You are quite correct, almost all strongly typed languages perform some type erasure for efficiency purposes. The problem, as I see it with Scala, is rooted in defect in the JVM; the system looses type information and cannot verify at compile-time that all your types will be correct.

Please correct me if I'm wrong or have misunderstood you.


I don't know Scala -- but it sounds like a compile-time type-verification problem more than a type erasure problem.

When Haskell targets x86, the x86 opcodes surely don't help Haskell verify that [[Int]] really has [Int]s in there, but it's not necessary because it is proven at compile-time.
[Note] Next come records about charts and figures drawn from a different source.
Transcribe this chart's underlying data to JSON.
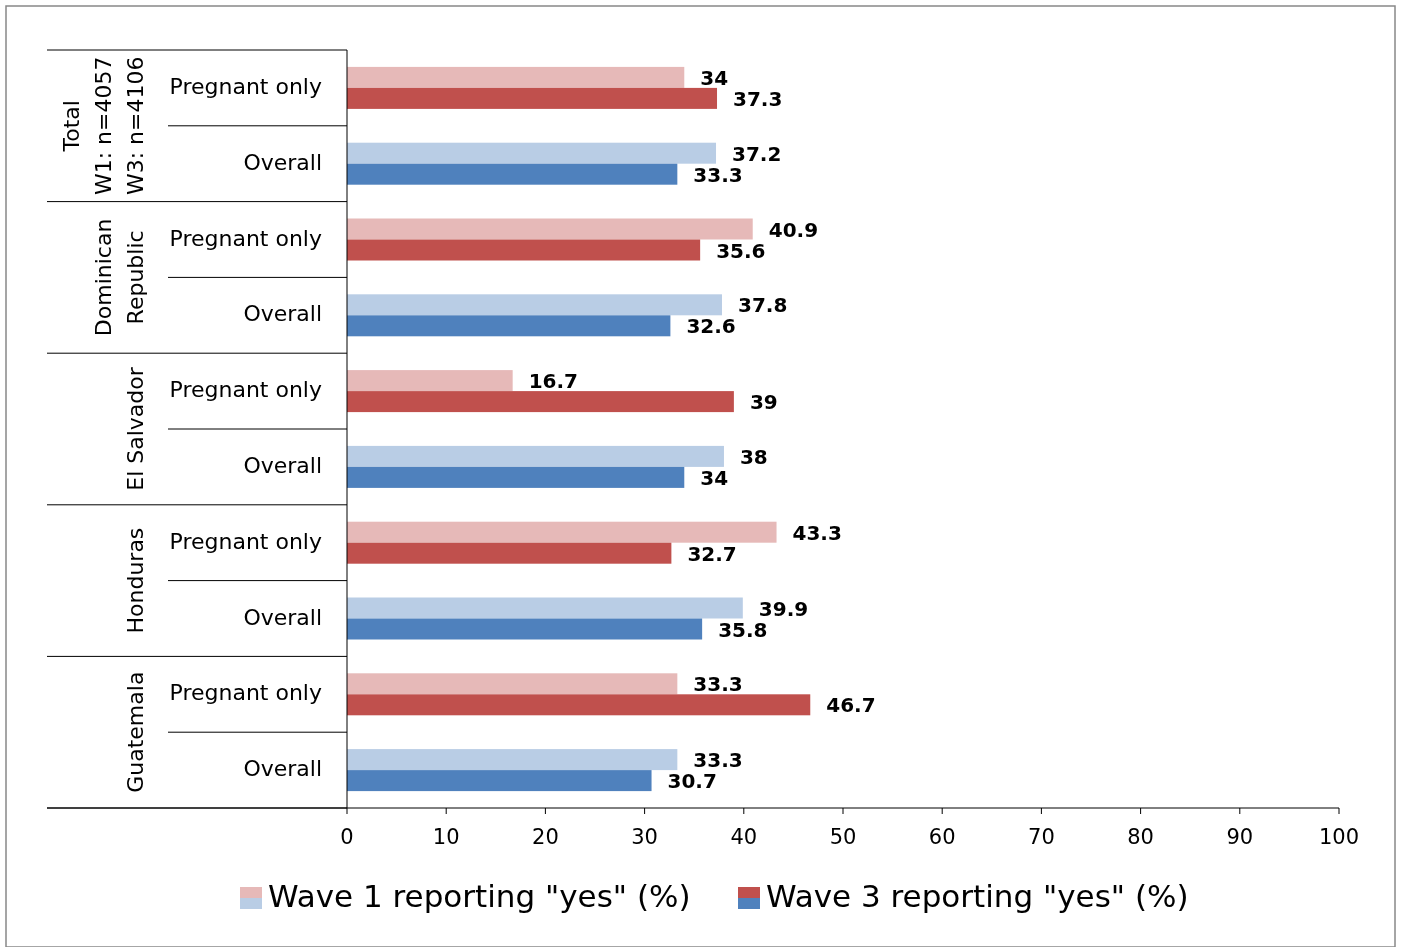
{
  "chart_data": {
    "type": "bar",
    "orientation": "horizontal",
    "categories": [
      "Pregnant only",
      "Overall",
      "Pregnant only",
      "Overall",
      "Pregnant only",
      "Overall",
      "Pregnant only",
      "Overall",
      "Pregnant only",
      "Overall"
    ],
    "annotations": [
      "Total\nW1: n=4057\nW3: n=4106",
      "Dominican\nRepublic",
      "El Salvador",
      "Honduras",
      "Guatemala"
    ],
    "series": [
      {
        "name": "Wave 1 reporting \"yes\" (%)",
        "colors": [
          "#e6b9b8",
          "#b9cde5",
          "#e6b9b8",
          "#b9cde5",
          "#e6b9b8",
          "#b9cde5",
          "#e6b9b8",
          "#b9cde5",
          "#e6b9b8",
          "#b9cde5"
        ],
        "values": [
          34,
          37.2,
          40.9,
          37.8,
          16.7,
          38,
          43.3,
          39.9,
          33.3,
          33.3
        ]
      },
      {
        "name": "Wave 3 reporting \"yes\" (%)",
        "colors": [
          "#c0504d",
          "#4f81bd",
          "#c0504d",
          "#4f81bd",
          "#c0504d",
          "#4f81bd",
          "#c0504d",
          "#4f81bd",
          "#c0504d",
          "#4f81bd"
        ],
        "values": [
          37.3,
          33.3,
          35.6,
          32.6,
          39,
          34,
          32.7,
          35.8,
          46.7,
          30.7
        ]
      }
    ],
    "xlim": [
      0,
      100
    ],
    "xticks": [
      0,
      10,
      20,
      30,
      40,
      50,
      60,
      70,
      80,
      90,
      100
    ],
    "data_labels": true,
    "legend": "bottom"
  }
}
So I am a bit confused why Scala needs the JVM's help.


Consider that Haskell does its compilation step once; the types and their parameters are discarded and machine code is generated up front. (More correctly, LLVM IR is generated and combined with the Run Time System into a binary.) In Scala, and Java before it, compilation happens during program execution: you cannot discard types because the compilation step is never over. Ordersky's previous work on Pizza ensured that, however, that type parameters _were_ lost; rather than modify the JVM to support generics it proved to be more expedient with regard to backward compatibility just to strip them out. Pre-generics binary code could co-exist with post-generics because they compiled down to the same bytecode. Hence the complaint that in Java Array[Int] and Array[String] generates two special purpose, 'parameterized' Array structures in memory. Mostly the Java compiler can be clever and produce relatively only what is needed during execution, but the PermGem exception happens because, well, it's a hack.
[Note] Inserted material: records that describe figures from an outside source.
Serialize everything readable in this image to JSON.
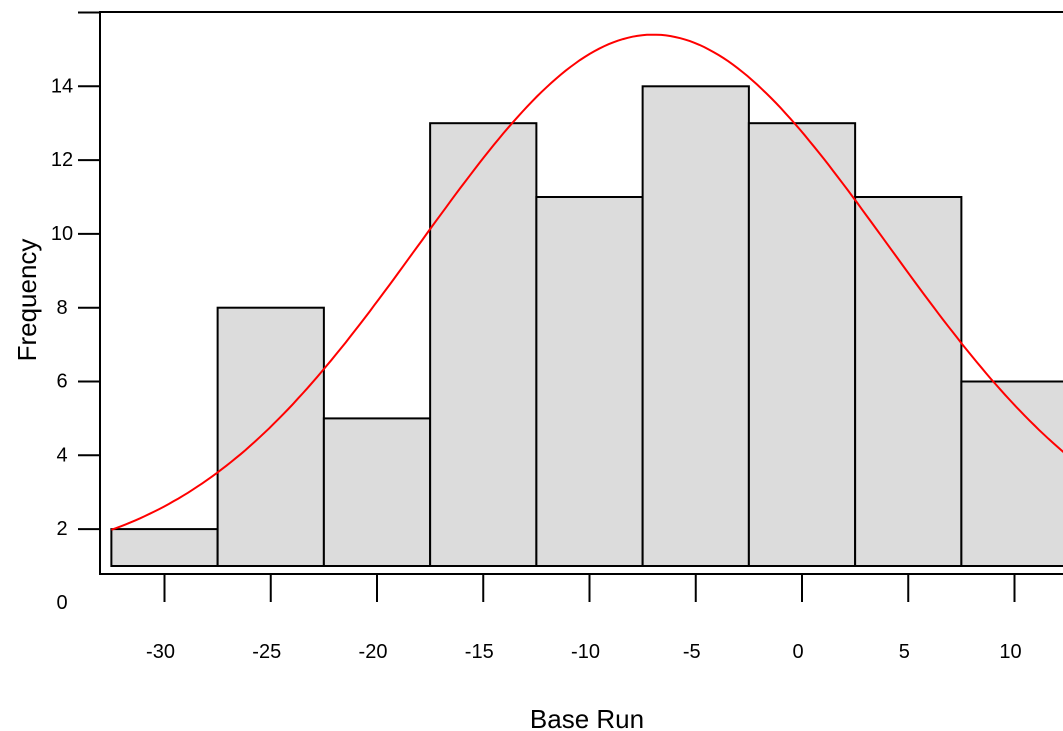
{
  "chart_data": {
    "type": "bar",
    "subtype": "histogram",
    "xlabel": "Base Run",
    "ylabel": "Frequency",
    "x_ticks": [
      -30,
      -25,
      -20,
      -15,
      -10,
      -5,
      0,
      5,
      10
    ],
    "y_ticks": [
      0,
      2,
      4,
      6,
      8,
      10,
      12,
      14
    ],
    "xlim": [
      -32.5,
      12.5
    ],
    "ylim": [
      0,
      15
    ],
    "bins": [
      {
        "start": -32.5,
        "end": -27.5,
        "count": 1
      },
      {
        "start": -27.5,
        "end": -22.5,
        "count": 7
      },
      {
        "start": -22.5,
        "end": -17.5,
        "count": 4
      },
      {
        "start": -17.5,
        "end": -12.5,
        "count": 12
      },
      {
        "start": -12.5,
        "end": -7.5,
        "count": 10
      },
      {
        "start": -7.5,
        "end": -2.5,
        "count": 13
      },
      {
        "start": -2.5,
        "end": 2.5,
        "count": 12
      },
      {
        "start": 2.5,
        "end": 7.5,
        "count": 10
      },
      {
        "start": 7.5,
        "end": 12.5,
        "count": 5
      }
    ],
    "density_curve": {
      "type": "normal",
      "mean": -7,
      "sd": 11,
      "peak": 14.4,
      "x_range": [
        -32.5,
        12.5
      ]
    },
    "grid": false,
    "legend": "none",
    "colors": {
      "bar_fill": "#dcdcdc",
      "bar_edge": "#000000",
      "curve": "#ff0000"
    }
  }
}
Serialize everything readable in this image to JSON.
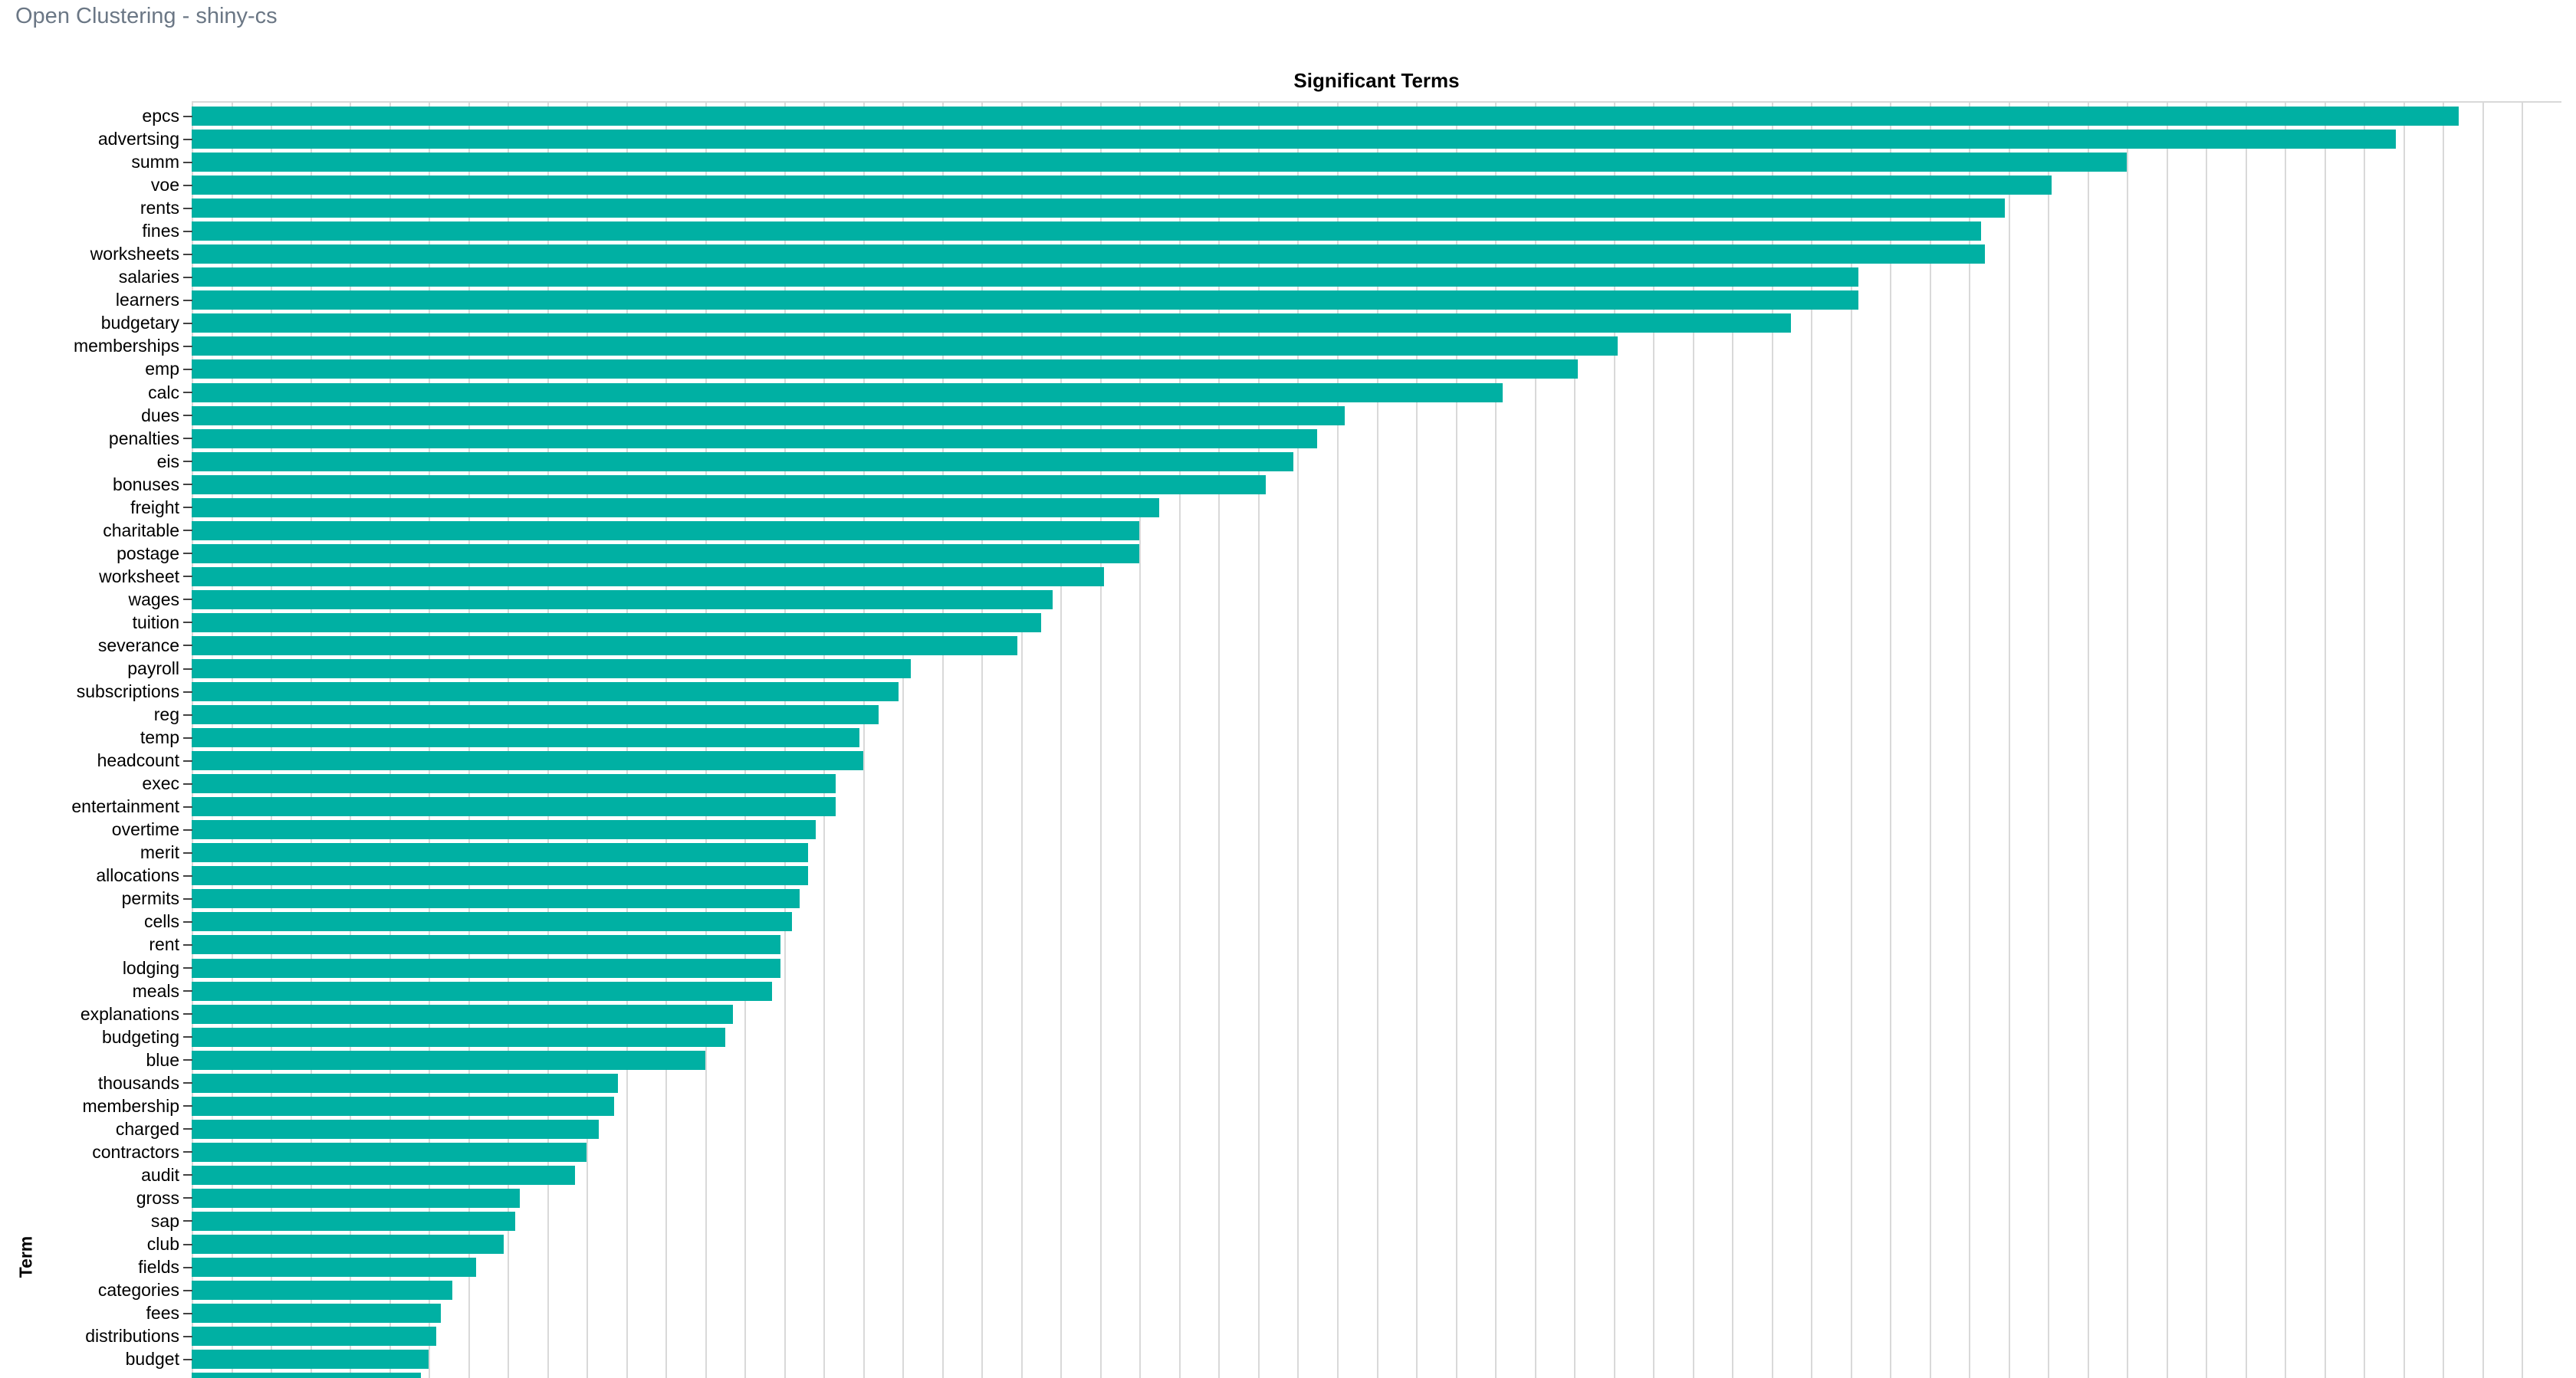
{
  "page": {
    "header_title": "Open Clustering - shiny-cs"
  },
  "chart_data": {
    "type": "bar",
    "orientation": "horizontal",
    "title": "Significant Terms",
    "xlabel": "",
    "ylabel": "Term",
    "grid": true,
    "x_tick_labels_visible": false,
    "xlim": [
      0,
      60
    ],
    "gridline_spacing_units": 1,
    "note": "Chart is cut off at the bottom of the viewport; the x-axis and the label of the last (56th) partially-visible bar are not shown.",
    "categories": [
      "epcs",
      "advertsing",
      "summ",
      "voe",
      "rents",
      "fines",
      "worksheets",
      "salaries",
      "learners",
      "budgetary",
      "memberships",
      "emp",
      "calc",
      "dues",
      "penalties",
      "eis",
      "bonuses",
      "freight",
      "charitable",
      "postage",
      "worksheet",
      "wages",
      "tuition",
      "severance",
      "payroll",
      "subscriptions",
      "reg",
      "temp",
      "headcount",
      "exec",
      "entertainment",
      "overtime",
      "merit",
      "allocations",
      "permits",
      "cells",
      "rent",
      "lodging",
      "meals",
      "explanations",
      "budgeting",
      "blue",
      "thousands",
      "membership",
      "charged",
      "contractors",
      "audit",
      "gross",
      "sap",
      "club",
      "fields",
      "categories",
      "fees",
      "distributions",
      "budget",
      ""
    ],
    "values": [
      57.4,
      55.8,
      49.0,
      47.1,
      45.9,
      45.3,
      45.4,
      42.2,
      42.2,
      40.5,
      36.1,
      35.1,
      33.2,
      29.2,
      28.5,
      27.9,
      27.2,
      24.5,
      24.0,
      24.0,
      23.1,
      21.8,
      21.5,
      20.9,
      18.2,
      17.9,
      17.4,
      16.9,
      17.0,
      16.3,
      16.3,
      15.8,
      15.6,
      15.6,
      15.4,
      15.2,
      14.9,
      14.9,
      14.7,
      13.7,
      13.5,
      13.0,
      10.8,
      10.7,
      10.3,
      10.0,
      9.7,
      8.3,
      8.2,
      7.9,
      7.2,
      6.6,
      6.3,
      6.2,
      6.0,
      5.8
    ],
    "colors": {
      "bar": "#00b0a3",
      "gridline": "#d9d9d9",
      "tick": "#444444",
      "title_text": "#000000",
      "label_text": "#000000",
      "header_text": "#6b7785",
      "background": "#ffffff"
    },
    "legend": null
  }
}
Now, consider the difficulty of Scala wherein it's possible to represent a compound type. Erasure ensures that only the first parameter in the chain is generated in the type-erasure step, destroying the meaning of the union. There are kludgy ways around this--wrapping, bundling up manifests--but in the end the JVM does not allow the transmission of necessary information efficiently. Manifests serve the purpose of maintaining parameter information at runtime, but do so at the expense of code cache space and stress system resources. PermGem exceptions are much more common, in my experience, when doing Scala work as compared to Java.

The shorter answer to your question is the JIT nature of Java combined with a byte-code designed not to maintain the information needed to generate all possibilities of machine code on demand. LLVM IR maintains such information for Haskell--when targeting machine code directly I believe this is achieved by static polymorphic compilation, but I could be wrong; Stack Overflow time?--and the CLR does the same for C# and friends. It's a JVM problem entirely. The JVM promises to perform any and all compilation but is unable to accept all the information needed to do so effectively.


The Wampler & Payne book "Programming Scala" works an example which is absolutely painful.

They're able to make a language that sorta-kinda looks like plain English, except that it's based on structurally unstable idioms that would require the user to be familiar with all of the corner cases of Scala syntax if they actually want to use it.


That said, I own a whole raft of Scala books, including the original by Odersky, the yellow-black Apress one and so forth; and of all of them, I find Wampler & Payne the most approachable and useful.


That's fair. Indeed, I've found that general purpose programming languages are not the ideal platforms for DSL development (my previous comment about Scala's fitness in this regard should be taken as a relative statement). That is, there are many idiosyncrasies of the host language that leak into the DSL, error handling/reporting is hard and tends to obscure the code, and the eventual DSL tends to have a very hosty flavor.

What we need are special-purpose languages designed for creating DSLs.